Musica, giochi da strada, teatro, cinema, piccole attività commerciali, presidi sanitari, uffici di supporto comunali, piccoli luoghi per lo sport, possono essere la strategia per esercitare quella pratica dell’architettura, quell’esperienza della trasformazione urbana che sembra essersi persa a tutto vantaggio degli interventi fuori scala – qualche volta inutili. Oggi dobbiamo ripartire – anche – dalle piccole cose, come recuperare una piazzetta alla periferie della città storica, che ha bisogno di attenzioni e risorse, anche de localizzando piccole attività culturali e sagre enogastronomiche (cosi tanto di moda).

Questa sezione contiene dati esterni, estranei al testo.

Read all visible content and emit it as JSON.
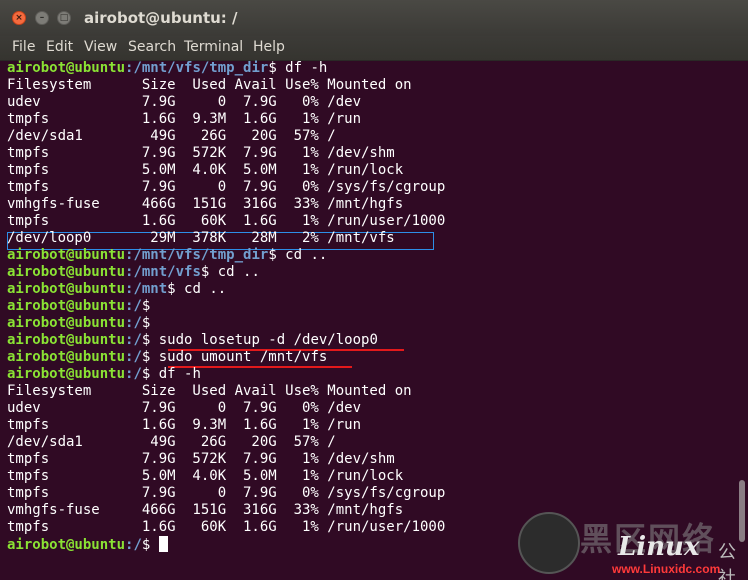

Ogni città possiede una parte di questo patrimonio inespresso, ogni città dovrebbe guardarsi dentro, scavare tra le sue parti più remote e trovare le ragioni primarie dell’essere città. Magari in quelle porzioni che un tempo erano il cuore pulsante della polis antica, oggi ai margini dei luoghi più iconici, inventati dalle politiche commerciali e turistiche dei grandi numeri. In questo modo si recupera il sentiero che ci permette di riscoprire le piccole chiese, gli archi e le balaustre rimaste in vita, quelle scalinate orma abbandonate e i luoghi delle antiche leggende urbane. Insomma, un patrimonio minore ancora ricco di vera umanità e urbanità. Luoghi dove le scuole di architettura e la politica dovrebbero concentrare le attenzioni della ricerca, dell’esperienza didattica e amministrativa. Luoghi che si devono abitare davvero per far respirare la città che rischia di implodere nelle sue stesse ambizioni, travolta da narcisismi urbani, asfissiata da mode transitorie.